ABOUT CRUEL BEAUTY: Since birth, Nyx has been betrothed to the evil ruler of her kingdom—all because of a reckless bargain her father struck. And since birth, she has been training to kill him.

Betrayed by her family yet bound to obey, Nyx rails against her fate. Still, on her seventeenth birthday, she abandons everything she’s ever known to marry the all-powerful, immortal Ignifex. Her plan? Seduce him, disarm him, and break the nine-hundred-year-old curse he put on her people.

But Ignifex is not at all what Nyx expected. The strangely charming lord beguiles her, and his castle—a shifting maze of magical rooms—enthralls her. As Nyx searches for a way to free her homeland by uncovering Ignifex’s secrets, she finds herself unwillingly drawn to him. But even if she can bring herself to love her sworn enemy, how can she refuse her duty to kill him?

Based on the classic fairy tale Beauty and the Beast, Cruel Beauty is a dazzling love story about our deepest desires and their power to change our destiny.

FORMAT/INFO: Cruel Beauty is 352 pages long and was published in Hardcover on January 28, 2014 via Balzer + Bray.

ANALYSIS: Rosamund Hodge's debut, Cruel Beauty, is a gorgeous YA high fantasy romance. The book is stand-alone, but I can't wait to see what the author does next.
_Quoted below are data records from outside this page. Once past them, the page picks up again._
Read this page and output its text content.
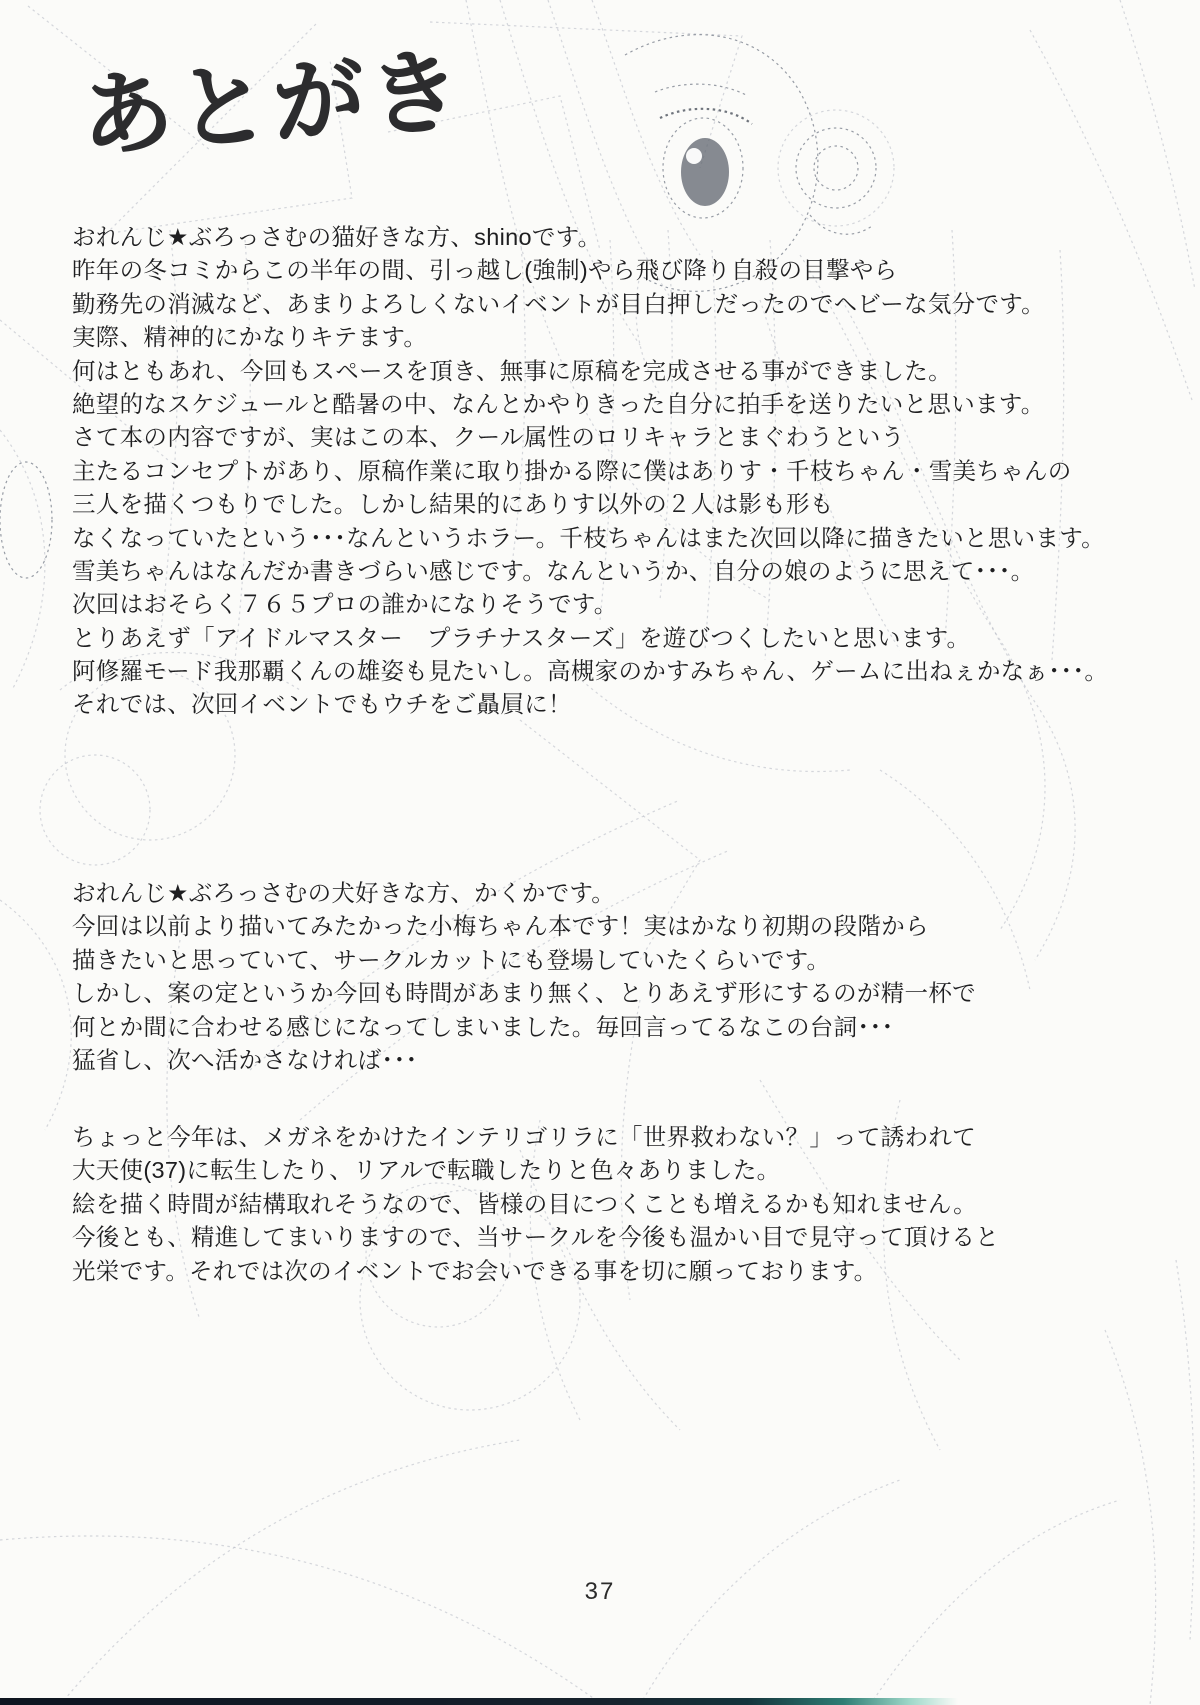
あとがき
おれんじ★ぶろっさむの猫好きな方、shinoです。
昨年の冬コミからこの半年の間、引っ越し(強制)やら飛び降り自殺の目撃やら
勤務先の消滅など、あまりよろしくないイベントが目白押しだったのでヘビーな気分です。
実際、精神的にかなりキテます。
何はともあれ、今回もスペースを頂き、無事に原稿を完成させる事ができました。
絶望的なスケジュールと酷暑の中、なんとかやりきった自分に拍手を送りたいと思います。
さて本の内容ですが、実はこの本、クール属性のロリキャラとまぐわうという
主たるコンセプトがあり、原稿作業に取り掛かる際に僕はありす・千枝ちゃん・雪美ちゃんの
三人を描くつもりでした。しかし結果的にありす以外の２人は影も形も
なくなっていたという･･･なんというホラー。千枝ちゃんはまた次回以降に描きたいと思います。
雪美ちゃんはなんだか書きづらい感じです。なんというか、自分の娘のように思えて･･･。
次回はおそらく７６５プロの誰かになりそうです。
とりあえず「アイドルマスター　プラチナスターズ」を遊びつくしたいと思います。
阿修羅モード我那覇くんの雄姿も見たいし。高槻家のかすみちゃん、ゲームに出ねぇかなぁ･･･。
それでは、次回イベントでもウチをご贔屓に！
おれんじ★ぶろっさむの犬好きな方、かくかです。
今回は以前より描いてみたかった小梅ちゃん本です！実はかなり初期の段階から
描きたいと思っていて、サークルカットにも登場していたくらいです。
しかし、案の定というか今回も時間があまり無く、とりあえず形にするのが精一杯で
何とか間に合わせる感じになってしまいました。毎回言ってるなこの台詞･･･
猛省し、次へ活かさなければ･･･
ちょっと今年は、メガネをかけたインテリゴリラに「世界救わない？」って誘われて
大天使(37)に転生したり、リアルで転職したりと色々ありました。
絵を描く時間が結構取れそうなので、皆様の目につくことも増えるかも知れません。
今後とも、精進してまいりますので、当サークルを今後も温かい目で見守って頂けると
光栄です。それでは次のイベントでお会いできる事を切に願っております。
37
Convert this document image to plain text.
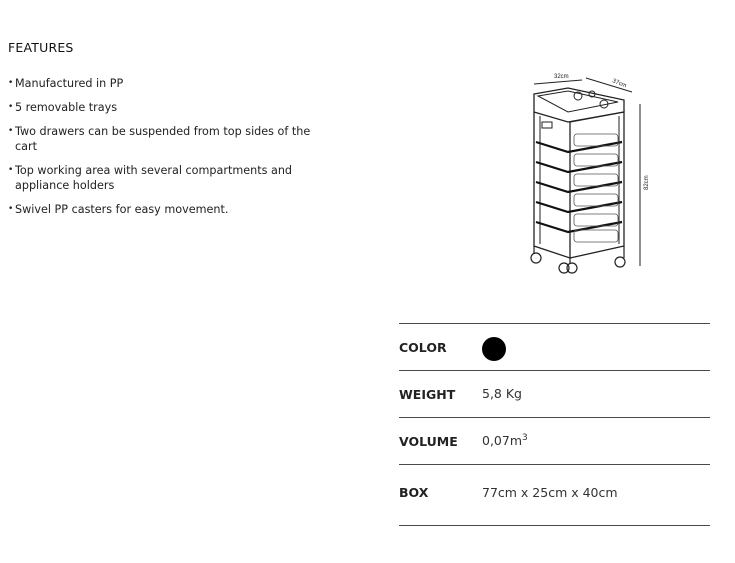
FEATURES
• Manufactured in PP
• 5 removable trays
• Two drawers can be suspended from top sides of the cart
• Top working area with several compartments and appliance holders
• Swivel PP casters for easy movement.
32cm
37cm
82cm
COLOR
WEIGHT 5,8 Kg
VOLUME $0,07m^3$
BOX	77cm x 25cm x 40cm
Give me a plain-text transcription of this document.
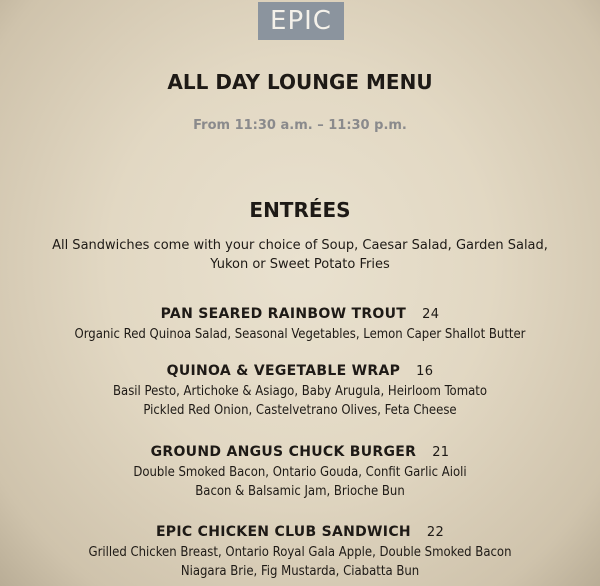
EPIC
ALL DAY LOUNGE MENU
From 11:30 a.m. – 11:30 p.m.
ENTRÉES
All Sandwiches come with your choice of Soup, Caesar Salad, Garden Salad,
Yukon or Sweet Potato Fries
PAN SEARED RAINBOW TROUT 24
Organic Red Quinoa Salad, Seasonal Vegetables, Lemon Caper Shallot Butter
QUINOA & VEGETABLE WRAP 16
Basil Pesto, Artichoke & Asiago, Baby Arugula, Heirloom Tomato
Pickled Red Onion, Castelvetrano Olives, Feta Cheese
GROUND ANGUS CHUCK BURGER 21
Double Smoked Bacon, Ontario Gouda, Confit Garlic Aioli
Bacon & Balsamic Jam, Brioche Bun
EPIC CHICKEN CLUB SANDWICH 22
Grilled Chicken Breast, Ontario Royal Gala Apple, Double Smoked Bacon
Niagara Brie, Fig Mustarda, Ciabatta Bun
I've said before that I weary of Greek mythology, but, proving to me that no idea is tired by itself if you're doing something sufficiently cool, Rosamund Hodge has adapted and twisted the mythology in fascinating ways. She's also pulled bits of mythology outside of Greek mythology as well as weaving her own inventions through it all, and the structure of this world is cunning and enthralling.

I loved how aware and frank and honest the protagonist Nyx was. But what really drew me to her was her anger. I loved the conflict of reading her try so hard to fit herself both inwardly and outwardly to be “good,” her intellectual determination at odds with her conviction, and that when the anger erupts out of her and she stands unashamedly as herself, she is not reviled. She is beautiful with her anger.

In Cruel Beauty people have “darkness” in them and are still not wastes of humanity. They do horrible things to each other, and yet a little bit of compassion can make all the difference. Not excusing the horrible, but allowing that there is space for both, and that matters.